Neal Morse to prawdziwy muzyczny pracoholik. Nie daje absolutnie wytchnienia fanom swojego talentu sypiąc kolejnymi wydawnictwami i wydarzeniami ze swojego obozu. Wszak całkiem niedawno przywrócił do życia Transatlantic i pojawił się z nim w Polsce oraz, mniej więcej w tym samym czasie, wydał swój kolejny solowy – tym razem koncertowy – album. Czyż nie za dużo tego? Dodam, że nie mam tu bynajmniej na myśli licznych płyt studyjnych artysty biegnących dwutorowo - rockowymi i chrześcijańskimi szlakami. Bo przecież w ostatnich latach, każde swoje wydawnictwo studyjne uświetniał on płytami koncertowymi. Po „Testimony” ukazało się DVD „Testimony Live” (2004), po krążku „?” pojawił się album „? Live” (2007), a po „Sola Scriptura”, DVD o tytule „Sola Scriptura & Beyond” (2008).

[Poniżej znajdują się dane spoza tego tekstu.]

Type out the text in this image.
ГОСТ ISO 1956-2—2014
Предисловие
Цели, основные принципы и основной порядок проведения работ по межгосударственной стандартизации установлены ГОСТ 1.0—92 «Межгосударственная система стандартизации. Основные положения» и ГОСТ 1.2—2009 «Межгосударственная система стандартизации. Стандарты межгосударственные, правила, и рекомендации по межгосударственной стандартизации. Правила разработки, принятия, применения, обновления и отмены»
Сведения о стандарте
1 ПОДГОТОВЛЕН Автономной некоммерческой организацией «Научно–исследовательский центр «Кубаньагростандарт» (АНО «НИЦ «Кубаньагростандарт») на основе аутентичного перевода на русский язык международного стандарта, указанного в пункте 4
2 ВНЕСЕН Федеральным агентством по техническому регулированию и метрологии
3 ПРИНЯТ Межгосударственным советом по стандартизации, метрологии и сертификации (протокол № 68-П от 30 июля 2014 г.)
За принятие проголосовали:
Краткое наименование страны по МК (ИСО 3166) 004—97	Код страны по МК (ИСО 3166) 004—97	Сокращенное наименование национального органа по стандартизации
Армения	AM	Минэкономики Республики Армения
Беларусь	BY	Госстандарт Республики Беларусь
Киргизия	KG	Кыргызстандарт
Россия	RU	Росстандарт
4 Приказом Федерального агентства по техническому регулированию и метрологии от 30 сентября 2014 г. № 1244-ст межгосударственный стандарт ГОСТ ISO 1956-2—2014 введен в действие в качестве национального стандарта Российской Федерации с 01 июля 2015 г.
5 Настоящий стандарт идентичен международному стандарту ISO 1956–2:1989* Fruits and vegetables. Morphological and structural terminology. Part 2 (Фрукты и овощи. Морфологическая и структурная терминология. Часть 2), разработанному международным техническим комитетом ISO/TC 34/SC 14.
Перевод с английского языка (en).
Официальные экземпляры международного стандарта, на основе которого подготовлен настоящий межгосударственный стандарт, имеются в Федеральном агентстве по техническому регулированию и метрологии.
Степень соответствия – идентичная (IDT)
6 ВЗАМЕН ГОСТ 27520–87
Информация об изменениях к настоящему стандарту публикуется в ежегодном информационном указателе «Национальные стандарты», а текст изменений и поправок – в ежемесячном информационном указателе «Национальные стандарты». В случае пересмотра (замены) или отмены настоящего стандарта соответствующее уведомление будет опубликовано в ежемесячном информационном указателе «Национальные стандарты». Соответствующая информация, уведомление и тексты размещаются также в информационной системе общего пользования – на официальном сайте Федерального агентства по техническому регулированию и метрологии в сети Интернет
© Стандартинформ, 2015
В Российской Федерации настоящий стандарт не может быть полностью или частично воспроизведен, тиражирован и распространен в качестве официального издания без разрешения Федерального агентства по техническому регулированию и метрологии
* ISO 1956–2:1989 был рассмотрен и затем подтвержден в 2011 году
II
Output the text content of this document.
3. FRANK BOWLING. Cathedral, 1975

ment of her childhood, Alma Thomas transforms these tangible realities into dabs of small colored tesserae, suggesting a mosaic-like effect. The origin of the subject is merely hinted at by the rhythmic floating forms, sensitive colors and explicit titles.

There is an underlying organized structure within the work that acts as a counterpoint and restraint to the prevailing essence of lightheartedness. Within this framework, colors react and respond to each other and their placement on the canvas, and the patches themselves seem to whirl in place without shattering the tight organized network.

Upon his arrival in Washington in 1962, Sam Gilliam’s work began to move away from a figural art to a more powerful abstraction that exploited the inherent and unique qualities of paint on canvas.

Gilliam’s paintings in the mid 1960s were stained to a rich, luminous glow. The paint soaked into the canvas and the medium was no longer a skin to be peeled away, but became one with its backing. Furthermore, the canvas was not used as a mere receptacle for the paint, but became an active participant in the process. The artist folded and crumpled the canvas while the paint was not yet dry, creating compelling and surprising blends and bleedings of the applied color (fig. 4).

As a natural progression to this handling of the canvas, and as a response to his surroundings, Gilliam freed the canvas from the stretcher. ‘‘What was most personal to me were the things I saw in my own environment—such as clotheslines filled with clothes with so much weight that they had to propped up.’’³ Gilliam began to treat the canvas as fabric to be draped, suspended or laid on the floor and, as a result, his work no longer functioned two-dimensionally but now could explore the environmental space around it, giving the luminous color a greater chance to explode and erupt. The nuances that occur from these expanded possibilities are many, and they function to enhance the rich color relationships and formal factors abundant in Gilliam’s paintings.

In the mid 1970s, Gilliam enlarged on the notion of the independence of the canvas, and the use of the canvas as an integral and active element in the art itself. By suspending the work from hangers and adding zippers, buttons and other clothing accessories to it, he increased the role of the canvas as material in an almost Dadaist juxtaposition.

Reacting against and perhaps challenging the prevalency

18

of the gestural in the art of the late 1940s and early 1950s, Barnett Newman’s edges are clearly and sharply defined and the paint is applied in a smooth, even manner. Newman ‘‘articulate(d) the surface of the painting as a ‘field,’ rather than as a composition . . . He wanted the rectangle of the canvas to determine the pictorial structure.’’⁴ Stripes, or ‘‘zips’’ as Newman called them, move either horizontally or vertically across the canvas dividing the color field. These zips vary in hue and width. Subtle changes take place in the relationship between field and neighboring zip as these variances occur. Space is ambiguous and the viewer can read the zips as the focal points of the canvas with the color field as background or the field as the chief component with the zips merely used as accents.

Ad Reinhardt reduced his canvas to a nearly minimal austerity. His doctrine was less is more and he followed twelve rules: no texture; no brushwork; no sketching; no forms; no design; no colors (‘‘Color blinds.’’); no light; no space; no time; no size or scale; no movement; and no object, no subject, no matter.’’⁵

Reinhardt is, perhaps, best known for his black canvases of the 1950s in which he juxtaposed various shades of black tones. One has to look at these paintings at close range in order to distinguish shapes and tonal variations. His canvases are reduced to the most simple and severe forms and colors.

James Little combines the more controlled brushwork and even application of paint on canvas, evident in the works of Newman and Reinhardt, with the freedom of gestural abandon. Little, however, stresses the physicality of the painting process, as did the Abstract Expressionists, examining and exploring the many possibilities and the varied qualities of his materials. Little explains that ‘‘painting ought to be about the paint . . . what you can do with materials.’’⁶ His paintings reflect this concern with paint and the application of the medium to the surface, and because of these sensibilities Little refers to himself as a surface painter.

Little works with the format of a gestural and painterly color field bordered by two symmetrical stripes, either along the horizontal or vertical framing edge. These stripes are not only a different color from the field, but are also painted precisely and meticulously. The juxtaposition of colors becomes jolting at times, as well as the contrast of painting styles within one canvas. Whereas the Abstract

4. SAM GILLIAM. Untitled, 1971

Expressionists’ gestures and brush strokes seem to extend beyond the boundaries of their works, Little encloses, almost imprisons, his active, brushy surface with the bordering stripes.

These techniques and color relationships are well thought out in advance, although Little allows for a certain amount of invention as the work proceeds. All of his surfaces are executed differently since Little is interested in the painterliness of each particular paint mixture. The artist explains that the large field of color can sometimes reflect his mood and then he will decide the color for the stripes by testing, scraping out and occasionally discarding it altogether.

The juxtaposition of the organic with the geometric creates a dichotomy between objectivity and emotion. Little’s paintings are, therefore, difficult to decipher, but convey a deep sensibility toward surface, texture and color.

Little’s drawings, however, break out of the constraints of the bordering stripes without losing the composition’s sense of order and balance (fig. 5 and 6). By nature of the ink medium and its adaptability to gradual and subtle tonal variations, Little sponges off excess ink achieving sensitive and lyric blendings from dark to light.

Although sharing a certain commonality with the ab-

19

Tym razem przyszła kolej na podsumowanie trasy promującej płytę „Lifeline” czyli… następny albumik z oklaskami, z tytułem nawiązującym do jednej z kompozycji z ostatniego dzieła artysty, „So Many Roads”. Albumik?! Toż to 3 – płytowa cegła, którą Morse jeszcze raz powraca do nagrań ze swoich ostatnich płyt. Mamy zatem półgodzinny „Question Mark Medley” (to „skrócik” z płyty „?”), 35 – minutowy „Testimedley”, kilkadziesiąt minut z płytą „One” („Help Me” / The Spirit And The Flesh", „Author Of Confusion”), drobniutki wyskok na "Songs From The Highway" wraz z kompozycją „That Crutch” i oczywiście spore wyjątki z „Lifeline” (półgodzinne „So Many Roads”, „Leviathan”, „The Way Home”, „Lifeline”). Nie samym jednak solowym Nealem Morsem żyje to wydawnictwo. Kapela odgrywa bowiem jeszcze trzy numery Spock’s Beard ("At The End Of The Day", "Walking On The Wind", “I’m The Guy”) oraz “transatlantyckie” “Stranger in Your Soul” i “Bridge Across Forever” (połączone ze sobą) oraz “We All Need Some Light”.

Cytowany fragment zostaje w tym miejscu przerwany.